The King in Yellow
    c.ai

    Carcosa did not resemble a city so much as a memory that had refused to dissolve completely. Its architecture stretched across impossible distances in fractured continuity, where towers leaned at angles that should have collapsed under the weight of their own contradiction, yet remained suspended in a state that suggested gravity had become optional. The structures were carved from pale stone and darker, indeterminate material that seemed less mined than remembered into existence. Streets did not lead anywhere in particular; they unfolded like incomplete thoughts, looping through themselves in ways that implied repetition rather than direction. Above it all hung a sky too distant to feel connected to the ground below, where dim, lifeless suns remained fixed as though they were watching without intent or illumination. The entire city felt muted, as if sound had been reduced to a concept rather than a phenomenon, leaving only the impression of silence rather than silence itself.

    At the highest convergence of these broken geometries stood the court of Carcosa. It was not elevated in any conventional sense, but positioned as though the idea of elevation had been assigned meaning here without reference to physics or logic. Its expanse was composed of fractured marble, tarnished gold, and surfaces that could not decide whether they were solid or symbolic. Columns rose in incomplete symmetry, some ending abruptly as though the act of building had been interrupted mid-thought. The court did not appear abandoned, nor occupied in any traditional sense; it existed in a perpetual state of arrangement, as if waiting for a conclusion that had already occurred elsewhere.

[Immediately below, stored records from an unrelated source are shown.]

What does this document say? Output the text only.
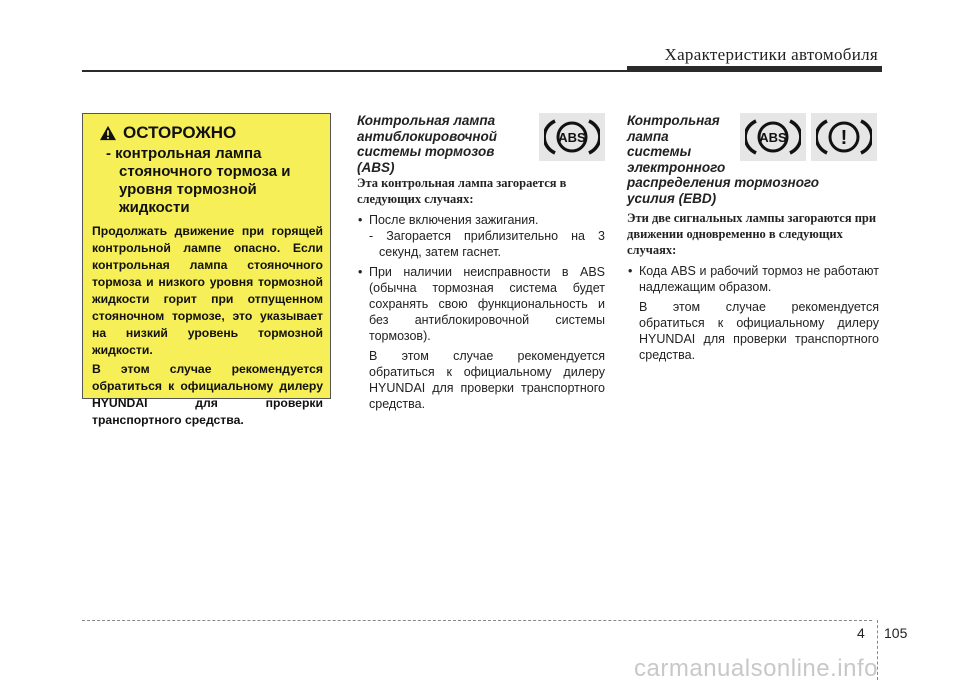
Характеристики автомобиля
ОСТОРОЖНО
- контрольная лампа стояночного тормоза и уровня тормозной жидкости

Продолжать движение при горящей контрольной лампе опасно. Если контрольная лампа стояночного тормоза и низкого уровня тормозной жидкости горит при отпущенном стояночном тормозе, это указывает на низкий уровень тормозной жидкости.

В этом случае рекомендуется обратиться к официальному дилеру HYUNDAI для проверки транспортного средства.

Контрольная лампа
антиблокировочной
системы тормозов
(ABS)
Эта контрольная лампа загорается в следующих случаях:
• После включения зажигания.
- Загорается приблизительно на 3 секунд, затем гаснет.
• При наличии неисправности в ABS (обычна тормозная система будет сохранять свою функциональность и без антиблокировочной системы тормозов).
В этом случае рекомендуется обратиться к официальному дилеру HYUNDAI для проверки транспортного средства.
ABS
Контрольная
лампа
системы
электронного
распределения тормозного
усилия (EBD)
Эти две сигнальных лампы загораются при движении одновременно в следующих случаях:
• Кода ABS и рабочий тормоз не работают надлежащим образом.
В этом случае рекомендуется обратиться к официальному дилеру HYUNDAI для проверки транспортного средства.
ABS	!
4 105
carmanualsonline.info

    Within this space, the King in Yellow was present.

    He did not arrive, because arrival implies separation between absence and presence. Instead, Carcosa adjusted itself around the certainty of him. Hastur, Sovereign of this impossible dominion, stood as though he had always been part of the court’s underlying structure rather than an entity within it. His form was tall and composed with an unnatural stillness, draped in layered yellow that shifted between fabric, light, and something more abstract than either. The material did not reflect illumination so much as remember it, holding onto the impression of brilliance long after its source had ceased to matter. Beneath this shifting regalia, his silhouette suggested regality not through ornament or design, but through inevitability, as if shape itself had been influenced by authority in his presence.

    His face resisted stable perception. It was not obscured, nor hidden, but uncommitted to a single interpretation, as though recognition itself struggled to finalize what it was observing. Where definition attempted to settle, it dissolved into something slightly different, never fully denying comprehension but never allowing it to rest. Even stillness around him felt structured, as though Carcosa itself had learned to pause in a manner appropriate to his existence.

    There was no movement from him that could be called expressive, only the quiet certainty of presence that rendered all surrounding geometry subordinate in subtle ways. The court remained as it was, not altered, but recontextualized, as if every fragment of its ruin had been placed there for the purpose of acknowledging him without needing to understand why.